[extropy-chat] The Cassini Division

Damien Broderick thespike at satx.rr.com
Thu Mar 31 19:38:05 UTC 2005


At 07:04 PM 3/31/2005 +0100, Dirk Bruere wrote:

>>I didn't see the original posted context of this MacLeod quote, but lest 
>>anyone get the wrong impression I'll point out that this view, attributed 
>>to insane post human super intelligences...

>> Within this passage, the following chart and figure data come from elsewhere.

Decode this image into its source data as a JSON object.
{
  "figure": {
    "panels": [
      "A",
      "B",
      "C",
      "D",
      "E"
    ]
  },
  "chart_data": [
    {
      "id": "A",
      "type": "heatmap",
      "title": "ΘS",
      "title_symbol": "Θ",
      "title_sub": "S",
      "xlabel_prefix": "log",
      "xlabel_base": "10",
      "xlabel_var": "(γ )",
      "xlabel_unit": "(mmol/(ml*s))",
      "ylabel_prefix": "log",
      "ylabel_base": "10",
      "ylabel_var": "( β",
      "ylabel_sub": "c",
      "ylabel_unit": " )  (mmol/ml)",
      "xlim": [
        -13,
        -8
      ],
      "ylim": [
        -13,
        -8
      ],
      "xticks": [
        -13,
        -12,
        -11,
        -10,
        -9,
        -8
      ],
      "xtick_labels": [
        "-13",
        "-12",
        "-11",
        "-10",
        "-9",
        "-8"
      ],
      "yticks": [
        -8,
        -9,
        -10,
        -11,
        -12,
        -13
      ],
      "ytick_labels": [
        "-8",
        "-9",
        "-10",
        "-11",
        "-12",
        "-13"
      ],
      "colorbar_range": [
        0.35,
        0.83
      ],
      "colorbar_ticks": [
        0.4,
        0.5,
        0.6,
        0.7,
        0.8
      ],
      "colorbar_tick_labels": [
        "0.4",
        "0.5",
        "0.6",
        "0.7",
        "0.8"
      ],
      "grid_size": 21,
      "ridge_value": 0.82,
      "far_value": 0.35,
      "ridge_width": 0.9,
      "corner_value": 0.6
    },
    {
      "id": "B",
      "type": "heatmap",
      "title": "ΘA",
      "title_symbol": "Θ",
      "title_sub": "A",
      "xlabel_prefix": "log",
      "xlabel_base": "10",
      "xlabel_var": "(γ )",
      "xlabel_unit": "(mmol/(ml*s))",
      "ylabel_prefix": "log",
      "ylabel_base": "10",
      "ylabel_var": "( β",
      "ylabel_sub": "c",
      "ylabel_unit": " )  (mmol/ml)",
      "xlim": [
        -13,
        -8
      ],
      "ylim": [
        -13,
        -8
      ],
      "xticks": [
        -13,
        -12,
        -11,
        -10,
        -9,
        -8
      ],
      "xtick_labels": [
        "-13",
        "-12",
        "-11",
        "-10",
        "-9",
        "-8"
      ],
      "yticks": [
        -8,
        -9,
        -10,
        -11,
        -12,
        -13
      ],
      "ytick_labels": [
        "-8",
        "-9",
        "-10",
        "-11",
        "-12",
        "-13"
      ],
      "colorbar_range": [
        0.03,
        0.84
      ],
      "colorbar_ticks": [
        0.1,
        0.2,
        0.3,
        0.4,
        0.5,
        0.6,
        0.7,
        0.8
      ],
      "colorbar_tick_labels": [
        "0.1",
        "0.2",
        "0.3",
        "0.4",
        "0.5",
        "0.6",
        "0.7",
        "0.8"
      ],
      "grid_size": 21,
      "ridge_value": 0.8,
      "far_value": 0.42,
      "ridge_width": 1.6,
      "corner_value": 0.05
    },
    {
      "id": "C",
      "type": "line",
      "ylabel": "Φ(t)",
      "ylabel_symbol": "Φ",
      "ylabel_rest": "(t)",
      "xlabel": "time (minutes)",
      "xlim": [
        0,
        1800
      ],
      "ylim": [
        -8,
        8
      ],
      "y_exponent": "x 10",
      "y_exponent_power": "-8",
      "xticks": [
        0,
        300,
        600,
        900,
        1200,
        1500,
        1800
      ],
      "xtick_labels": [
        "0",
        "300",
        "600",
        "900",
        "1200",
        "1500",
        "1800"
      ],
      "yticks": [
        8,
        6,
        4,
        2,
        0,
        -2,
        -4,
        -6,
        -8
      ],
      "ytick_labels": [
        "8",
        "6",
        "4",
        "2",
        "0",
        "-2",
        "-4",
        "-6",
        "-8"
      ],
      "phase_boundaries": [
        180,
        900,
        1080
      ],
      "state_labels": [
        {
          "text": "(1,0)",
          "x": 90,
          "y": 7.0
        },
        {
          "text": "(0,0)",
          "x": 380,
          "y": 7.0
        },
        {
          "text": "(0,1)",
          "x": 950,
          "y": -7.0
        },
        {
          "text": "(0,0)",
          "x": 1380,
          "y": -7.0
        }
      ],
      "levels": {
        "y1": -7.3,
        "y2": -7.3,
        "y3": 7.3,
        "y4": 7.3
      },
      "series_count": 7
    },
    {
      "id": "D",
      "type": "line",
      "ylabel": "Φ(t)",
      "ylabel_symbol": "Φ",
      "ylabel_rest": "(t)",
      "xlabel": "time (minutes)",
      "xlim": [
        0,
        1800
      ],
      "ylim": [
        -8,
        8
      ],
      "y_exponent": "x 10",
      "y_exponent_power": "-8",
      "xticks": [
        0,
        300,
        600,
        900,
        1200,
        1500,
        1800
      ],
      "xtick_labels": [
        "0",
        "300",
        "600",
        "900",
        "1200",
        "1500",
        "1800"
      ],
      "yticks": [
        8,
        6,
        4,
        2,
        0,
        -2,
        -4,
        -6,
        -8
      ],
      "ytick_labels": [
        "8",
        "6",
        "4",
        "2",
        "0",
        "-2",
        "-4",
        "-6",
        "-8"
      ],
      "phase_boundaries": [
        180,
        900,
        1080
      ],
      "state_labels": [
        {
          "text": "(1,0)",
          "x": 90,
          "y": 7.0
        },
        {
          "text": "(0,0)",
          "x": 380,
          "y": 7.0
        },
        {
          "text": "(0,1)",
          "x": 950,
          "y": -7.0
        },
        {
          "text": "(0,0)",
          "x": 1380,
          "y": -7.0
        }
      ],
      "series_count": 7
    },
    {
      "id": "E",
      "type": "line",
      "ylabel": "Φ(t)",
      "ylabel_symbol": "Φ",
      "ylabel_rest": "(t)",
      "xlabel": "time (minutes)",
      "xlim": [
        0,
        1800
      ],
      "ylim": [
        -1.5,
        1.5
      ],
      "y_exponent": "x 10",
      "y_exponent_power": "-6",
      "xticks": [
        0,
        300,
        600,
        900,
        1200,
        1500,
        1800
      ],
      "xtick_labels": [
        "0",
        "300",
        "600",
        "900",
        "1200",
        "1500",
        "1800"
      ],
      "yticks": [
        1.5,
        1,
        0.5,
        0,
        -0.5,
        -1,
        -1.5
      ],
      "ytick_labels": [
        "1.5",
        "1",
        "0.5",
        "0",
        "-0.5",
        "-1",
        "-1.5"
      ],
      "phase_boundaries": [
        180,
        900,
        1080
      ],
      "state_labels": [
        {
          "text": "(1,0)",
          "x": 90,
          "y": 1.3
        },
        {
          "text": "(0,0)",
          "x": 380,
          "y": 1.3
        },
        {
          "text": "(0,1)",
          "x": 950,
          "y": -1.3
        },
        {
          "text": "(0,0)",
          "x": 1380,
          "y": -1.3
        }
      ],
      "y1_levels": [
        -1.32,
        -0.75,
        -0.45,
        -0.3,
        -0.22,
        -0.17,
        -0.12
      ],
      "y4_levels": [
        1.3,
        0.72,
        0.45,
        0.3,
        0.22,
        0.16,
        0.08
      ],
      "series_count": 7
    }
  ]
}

>Actually, it is the philosophy of the Socialist heroes who do the ass kicking.
>Called the 'True Knowledge'.

Oops, my bad. I hadn't read the book for six or seven years, and got 
tangled up in MacLeod's many levels of irony. Just to clarify, here's a 
passage that precedes the mad rant Dirk cited, and one that follows it:

<a group of Japanese and Korean `contract employees'... had acquired their 
modern enlightenment from battered, ancient editions of Stirner, Nietzsche, 
Marx, Engels, Dietzgen, Darwin, and Spencer, which made up the entire 
philosophical content of their labour-camp library. (20th century 
philosophy and science had been excluded by their employers as decadent or 
subversive...) With staggering diligence, they had taken these works -- 
which they ironically treated as the last word in modern thought -- and 
synthesised from them, and from their own bitter experiences, the first 
socialist philosophy based on totally pessimistic and cynical conclusions 
about human nature...

<This is the true knowledge.

<On this rock we had built our church. We had founded our idealism on the 
most nihilistic implications of science, our socialism on crass 
self-interest, our peace on our capacity for mutual destruction, and our 
liberty on determinism. We had replaced morality with convention, bravery 
with safety, frugality with plenty, philosophy with science, stoicism with 
anaesthetics and piety with immortality. The universal acid of the true 
knowledge had burned away a world of words, and exposed the universe of things.

<Things we could use.> [pp. 89-90]

Not quite a ringing endorsement.

Interestingly, that paragraph is followed by: "It's the Rapture for nerds!"